Early colorectal carcinomas: CD10 expression, mucin phenotype and submucosal invasion.

We analyzed 170 tumors (polypoid, 98; non-polypoid, 72) of early colorectal carcinoma with or without submucosal invasions (Tis and T1 of TNM classification) from 161 patients to evaluate correlations between clinicopathological factors and immunohistochemical expressions of CD10, MUC2, and MUC5AC. The coexistence of adenomatous components was significantly less common in non-polypoid carcinomas (4.2%) than in polypoid carcinomas (66.3%) (P < 0.0001).

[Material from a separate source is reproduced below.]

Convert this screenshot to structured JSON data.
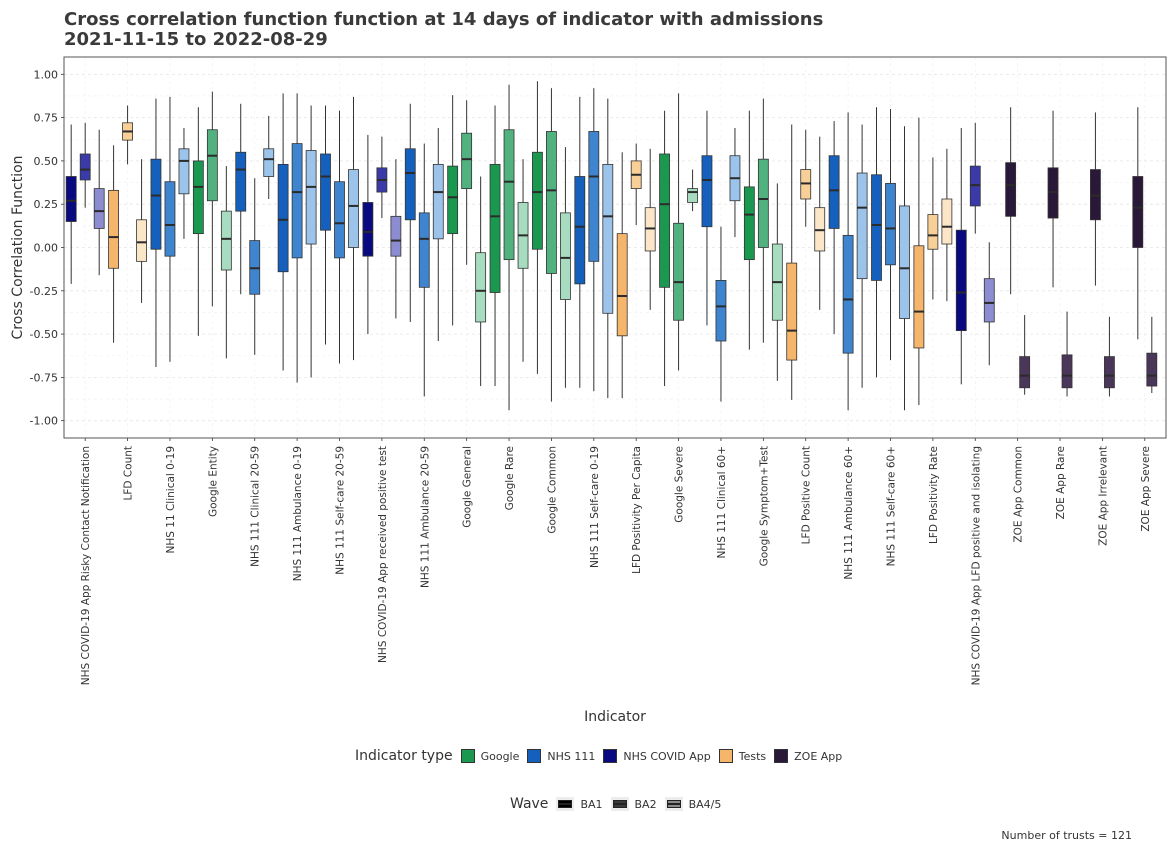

Non-polypoid carcinomas were smaller in size and tended to infiltrate into the submucosa with higher incidence of lymphatic and venous permeations. CD10 was more frequently expressed in non-polypoid carcinomas (70.8%) than in polypoid carcinomas (51.0%) (P= 0.01). Total carcinomas with high grade atypia showed higher incidence of CD10 expression (60.6%) than those with low grade atypia (28.9%) (P < 0.0001). Carcinomas with low grade atypia exhibited a higher incidence of MUC2 and MUC5AC expression (91.1% and 57.8%, respectively), when compared with carcinomas with high grade atypia (41.6% and 20.0%, respectively) (both, P < 0.0001). In submucosal invasive carcinomas with residual intramucosal carcinoma component (IMCC), CD10 expression in IMCC and submucosal invasive carcinoma component (SMCC) simultaneously exhibited identical positive or negative results, regardless of the polypoid or non-polypoid growth pattern. The CD10 expression may occur in the early stage of carcinogenesis within the mucosa, and these neoplasms may retain CD10 in SMCC, possibly resulting in more advanced stages of stromal invasion and distant metastases. In conclusion, our data suggest that the CD10 expression and mucin phenotypes may be potentially useful markers for estimating biological properties of early colorectal carcinomas.